When the children are married, they and their parents are also two families, and everyone must get used to gathering and scattering.

Usually, we think that if the other person gives us a thousand dollars, you have to give a thousand dollars in return. If you don't, you will lose the other party, and you are afraid that the other party will gossip.

"Caigen Tan" said: "Father is kind and filial piety, brother and brother are respectful, even if they do it to the extreme, they are all right, and they can't have the slightest thought of gratitude." If the giver is virtuous, and the recipient is gracious, he is a passerby, and he will become a market. ”

The amount of gifts cannot be absolutely balanced, and if it is balanced, it will become a buy and sell in the market.

As long as your financial conditions are good, then give a little more gifts and add a little bit to each other.

If your conditions are very poor, and you have met generous brothers and sisters, parents, children, then it is okay to accept each other's kindness and return a little less gift.
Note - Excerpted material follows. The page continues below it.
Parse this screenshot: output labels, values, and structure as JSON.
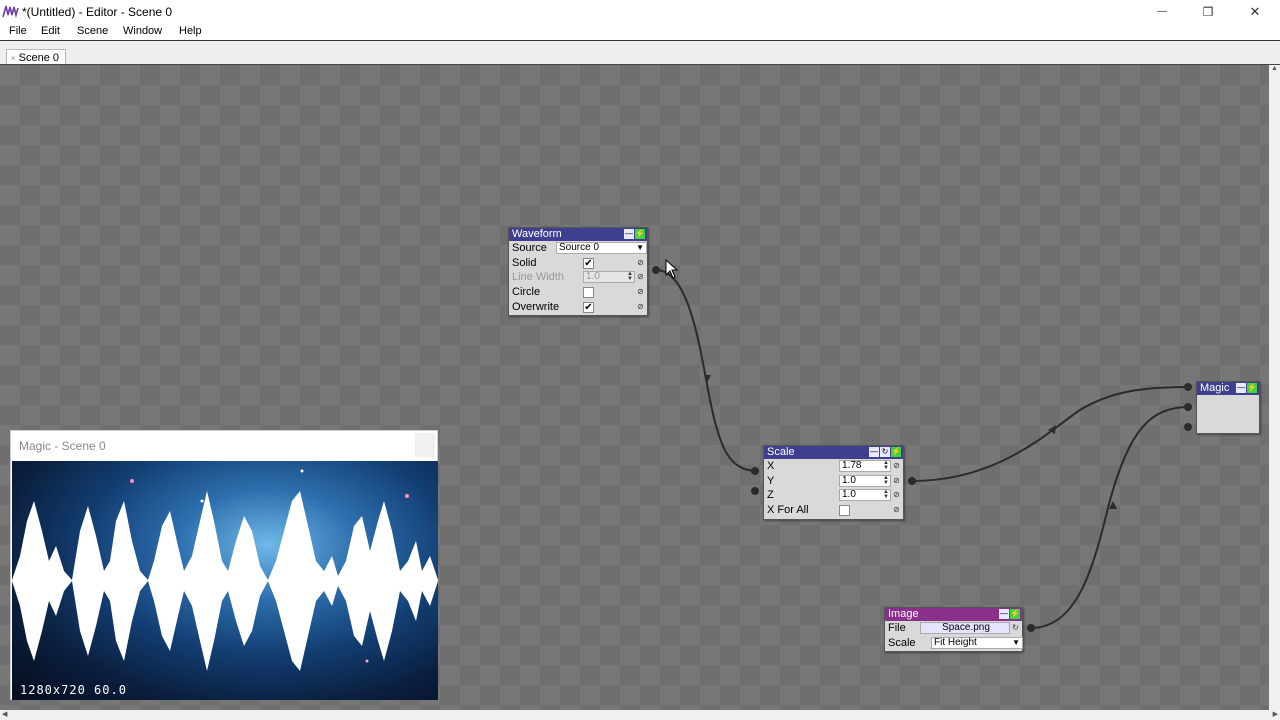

When the younger generation wants to study and the tuition fee is missing, you give a big gift, which can be regarded as helping to make up for the tuition; when the brother is in trouble, you will send a few thousand yuan, which is also an emergency.

Etiquette is money, but it cannot be measured by the amount of money.

In the family, if you don't want to have enmity between relatives, please abide by the "Four-Six Law"

05

In this world, the only people who love you selflessly are relatives, and once they turn against each other, there will be no such good love.

As a member of the family, as long as everyone wants to pay a little more than the other party, the home will become a happy harbor, and you can make money in harmony.

Let your relatives have the upper hand, and you are in a low place, it seems that you have suffered a loss, but in fact, your pattern is bigger, and you know how to be a low-key person. As the saying goes, man is king, and water is low.

Hide your strong side and make yourself warm, this is true love.

Of course, when you meet someone who is an inch, you have to keep the bottom line and don't let the other party do whatever they want.

May you be kind to your family, have a ruler in your words and deeds, and advance and retreat in an orderly manner.

Author: Cloth Clothes Coarse Food.

Follow my words and go into your heart.

The pictures in the article come from the Internet.